Les enseignants de l’Institut de presse et des sciences de l’information (IPSI) ont signé une pétition dans laquelle ils réaffirment leur « pleine solidarité » avec le journaliste Mohamed Yousfi, rédacteur en chef du site Al-Katiba et ancien membre du bureau exécutif du Syndicat national des journalistes tunisiens (SNJT).
Dans leur pétition, les enseignants dénoncent une arrestation qu’ils considèrent comme consécutive à des publications et commentaires diffusés sur Facebook faisant état d’un prétendu enrichissement suspect du journaliste, sans que ces accusations ne soient, selon eux, appuyées par des éléments sérieux.

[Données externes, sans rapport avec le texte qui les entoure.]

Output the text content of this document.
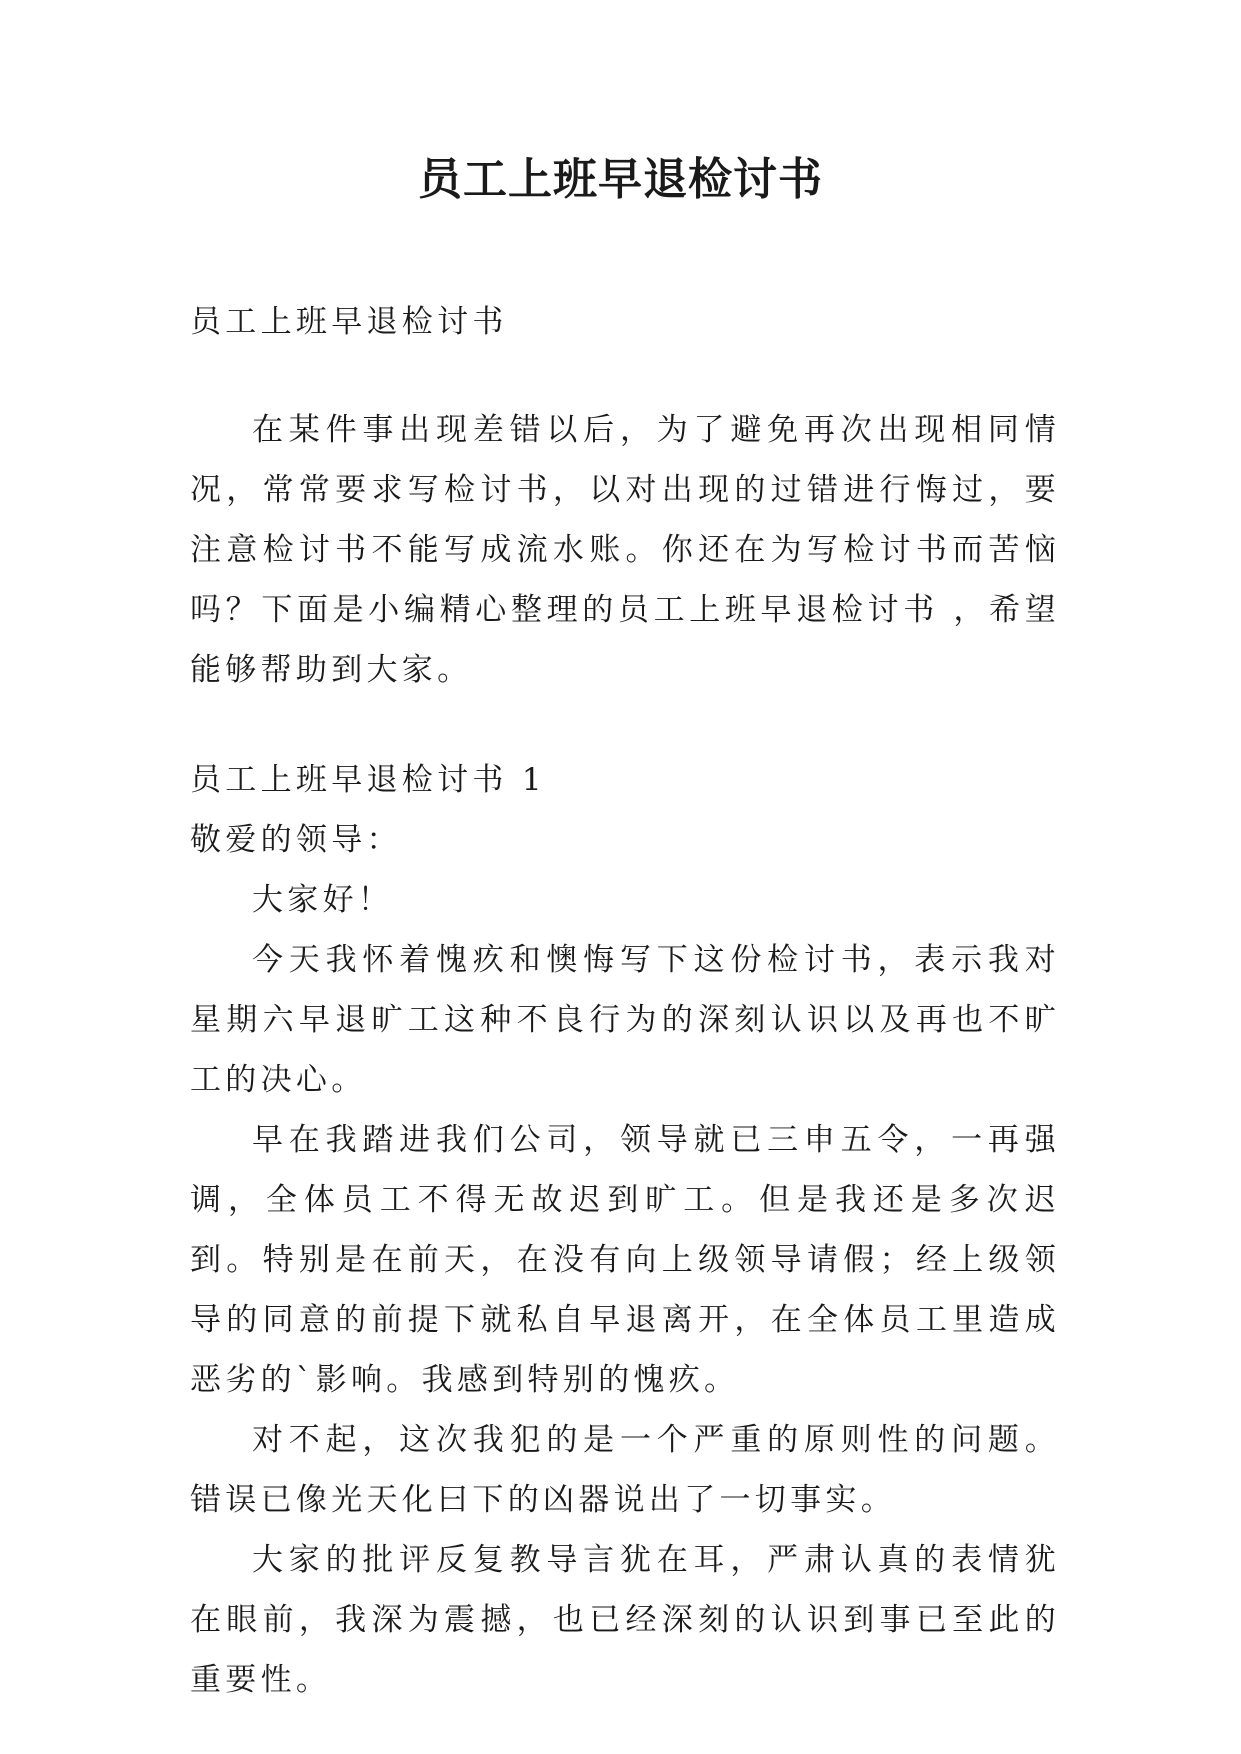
员工上班早退检讨书

员工上班早退检讨书

在某件事出现差错以后，为了避免再次出现相同情况，常常要求写检讨书，以对出现的过错进行悔过，要注意检讨书不能写成流水账。你还在为写检讨书而苦恼吗？下面是小编精心整理的员工上班早退检讨书 ，希望能够帮助到大家。

员工上班早退检讨书 1

敬爱的领导：

大家好！

今天我怀着愧疚和懊悔写下这份检讨书，表示我对星期六早退旷工这种不良行为的深刻认识以及再也不旷工的决心。

早在我踏进我们公司，领导就已三申五令，一再强调，全体员工不得无故迟到旷工。但是我还是多次迟到。特别是在前天，在没有向上级领导请假；经上级领导的同意的前提下就私自早退离开，在全体员工里造成恶劣的`影响。我感到特别的愧疚。

对不起，这次我犯的是一个严重的原则性的问题。错误已像光天化曰下的凶器说出了一切事实。

大家的批评反复教导言犹在耳，严肃认真的表情犹在眼前，我深为震撼，也已经深刻的认识到事已至此的重要性。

Les signataires estiment par ailleurs que cette interpellation soulève des interrogations au regard des principes de nécessité et de proportionnalité consacrés par l’article 55 de la Constitution tunisienne.

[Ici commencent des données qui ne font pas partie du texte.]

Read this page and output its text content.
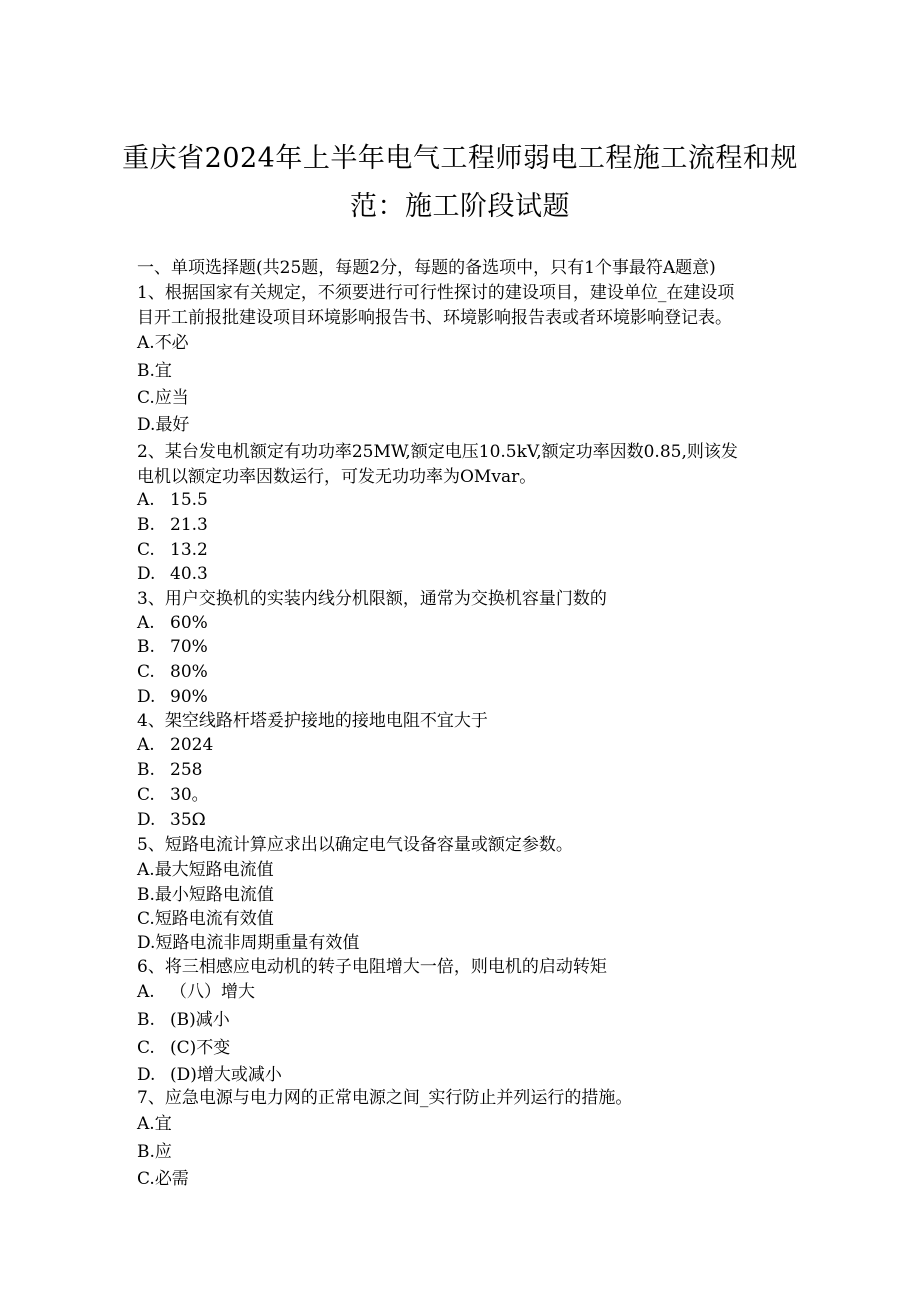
重庆省2024年上半年电气工程师弱电工程施工流程和规
范：施工阶段试题
一、单项选择题(共25题，每题2分，每题的备选项中，只有1个事最符A题意)
1、根据国家有关规定，不须要进行可行性探讨的建设项目，建设单位_在建设项
目开工前报批建设项目环境影响报告书、环境影响报告表或者环境影响登记表。
A.不必
B.宜
C.应当
D.最好
2、某台发电机额定有功功率25MW,额定电压10.5kV,额定功率因数0.85,则该发
电机以额定功率因数运行，可发无功功率为OMvar。
A. 15.5
B. 21.3
C. 13.2
D. 40.3
3、用户交换机的实装内线分机限额，通常为交换机容量门数的
A. 60%
B. 70%
C. 80%
D. 90%
4、架空线路杆塔爰护接地的接地电阻不宜大于
A. 2024
B. 258
C. 30。
D. 35Ω
5、短路电流计算应求出以确定电气设备容量或额定参数。
A.最大短路电流值
B.最小短路电流值
C.短路电流有效值
D.短路电流非周期重量有效值
6、将三相感应电动机的转子电阻增大一倍，则电机的启动转矩
A. （八）增大
B. (B)减小
C. (C)不变
D. (D)增大或减小
7、应急电源与电力网的正常电源之间_实行防止并列运行的措施。
A.宜
B.应
C.必需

Ils expriment également leur préoccupation face à la dégradation de l’état de santé de Mohamed Yousfi, ainsi qu’à l’intervention chirurgicale qu’il a dû subir alors qu’il se trouvait en détention.

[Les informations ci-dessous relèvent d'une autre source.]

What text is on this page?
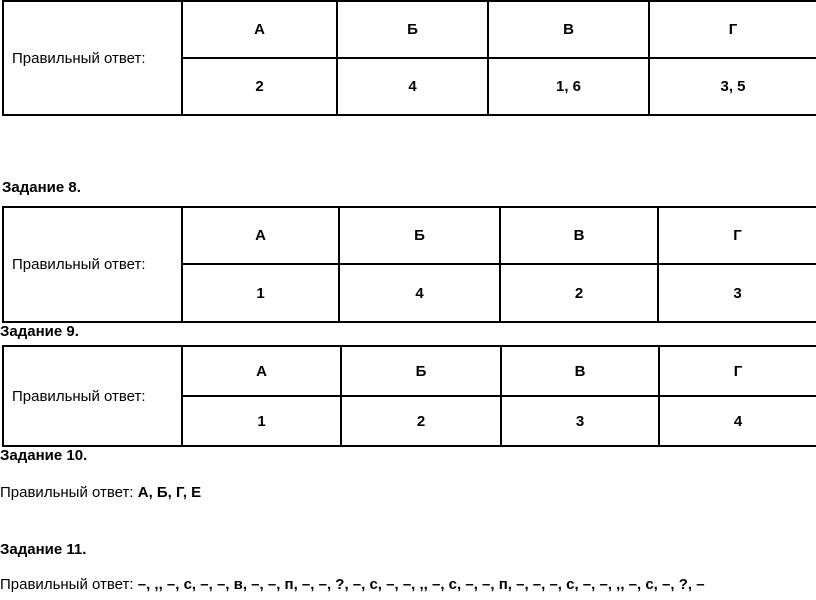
Правильный ответ:	А	Б	В	Г
	2	4	1, 6	3, 5
Задание 8.
Правильный ответ:	А	Б	В	Г
	1	4	2	3
Задание 9.
Правильный ответ:	А	Б	В	Г
	1	2	3	4
Задание 10.
Правильный ответ: А, Б, Г, Е
Задание 11.
Правильный ответ: –, ,, –, с, –, –, в, –, –, п, –, –, ?, –, с, –, –, ,, –, с, –, –, п, –, –, –, с, –, –, ,, –, с, –, ?, –
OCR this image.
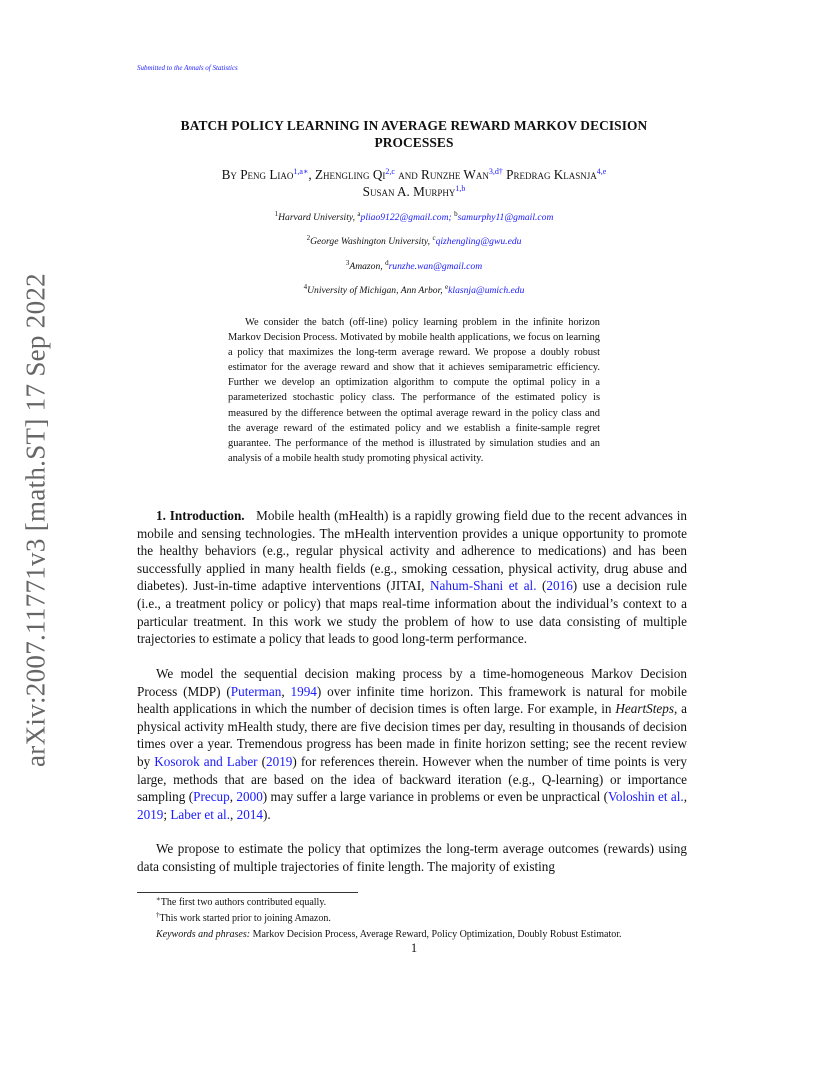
Submitted to the Annals of Statistics
arXiv:2007.11771v3 [math.ST] 17 Sep 2022
BATCH POLICY LEARNING IN AVERAGE REWARD MARKOV DECISION
PROCESSES
By Peng Liao$^{1,a∗}$, Zhengling Qi$^{2,c}$ and Runzhe Wan$^{3,d\dagger}$ Predrag Klasnja$^{4,e}$
Susan A. Murphy$^{1,b}$
$^1$Harvard University, $^a$pliao9122@gmail.com; $^b$samurphy11@gmail.com
$^2$George Washington University, $^c$qizhengling@gwu.edu
$^3$Amazon, $^d$runzhe.wan@gmail.com
$^4$University of Michigan, Ann Arbor, $^e$klasnja@umich.edu

We consider the batch (off-line) policy learning problem in the infinite horizon Markov Decision Process. Motivated by mobile health applications, we focus on learning a policy that maximizes the long-term average reward. We propose a doubly robust estimator for the average reward and show that it achieves semiparametric efficiency. Further we develop an optimization algorithm to compute the optimal policy in a parameterized stochastic policy class. The performance of the estimated policy is measured by the difference between the optimal average reward in the policy class and the average reward of the estimated policy and we establish a finite-sample regret guarantee. The performance of the method is illustrated by simulation studies and an analysis of a mobile health study promoting physical activity.

1. Introduction. Mobile health (mHealth) is a rapidly growing field due to the recent advances in mobile and sensing technologies. The mHealth intervention provides a unique opportunity to promote the healthy behaviors (e.g., regular physical activity and adherence to medications) and has been successfully applied in many health fields (e.g., smoking cessation, physical activity, drug abuse and diabetes). Just-in-time adaptive interventions (JITAI, Nahum-Shani et al. (2016) use a decision rule (i.e., a treatment policy or policy) that maps real-time information about the individual’s context to a particular treatment. In this work we study the problem of how to use data consisting of multiple trajectories to estimate a policy that leads to good long-term performance.

We model the sequential decision making process by a time-homogeneous Markov Decision Process (MDP) (Puterman, 1994) over infinite time horizon. This framework is natural for mobile health applications in which the number of decision times is often large. For example, in HeartSteps, a physical activity mHealth study, there are five decision times per day, resulting in thousands of decision times over a year. Tremendous progress has been made in finite horizon setting; see the recent review by Kosorok and Laber (2019) for references therein. However when the number of time points is very large, methods that are based on the idea of backward iteration (e.g., Q-learning) or importance sampling (Precup, 2000) may suffer a large variance in problems or even be unpractical (Voloshin et al., 2019; Laber et al., 2014).

We propose to estimate the policy that optimizes the long-term average outcomes (rewards) using data consisting of multiple trajectories of finite length. The majority of existing

∗The first two authors contributed equally.

†This work started prior to joining Amazon.

Keywords and phrases: Markov Decision Process, Average Reward, Policy Optimization, Doubly Robust Estimator.

1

La pétition énumère dix revendications, parmi lesquelles figurent notamment :
- garantir l’intégrité physique et psychologique du journaliste et lui assurer, sans délai, les soins médicaux nécessaires ;
- réexaminer la décision de son incarcération et lui permettre de poursuivre la procédure en état de liberté ;
- garantir le plein exercice des droits de la défense et les conditions d’un procès équitable ;
- réaffirmer que l’exercice du journalisme et l’expression d’opinions sur des questions d’intérêt public ne doivent pas, en eux-mêmes, constituer un motif de poursuites pénales ;
- s’opposer au recours aux lois pénales comme moyen d’intimidation ou de restriction de l’exercice du métier de journaliste.
Rappelons que Mohamed Yousfi a été arrêté le septembre 2026, alors qu’il se préparait à participer à une émission radiophonique consacrée à la crise de l’eau en Tunisie.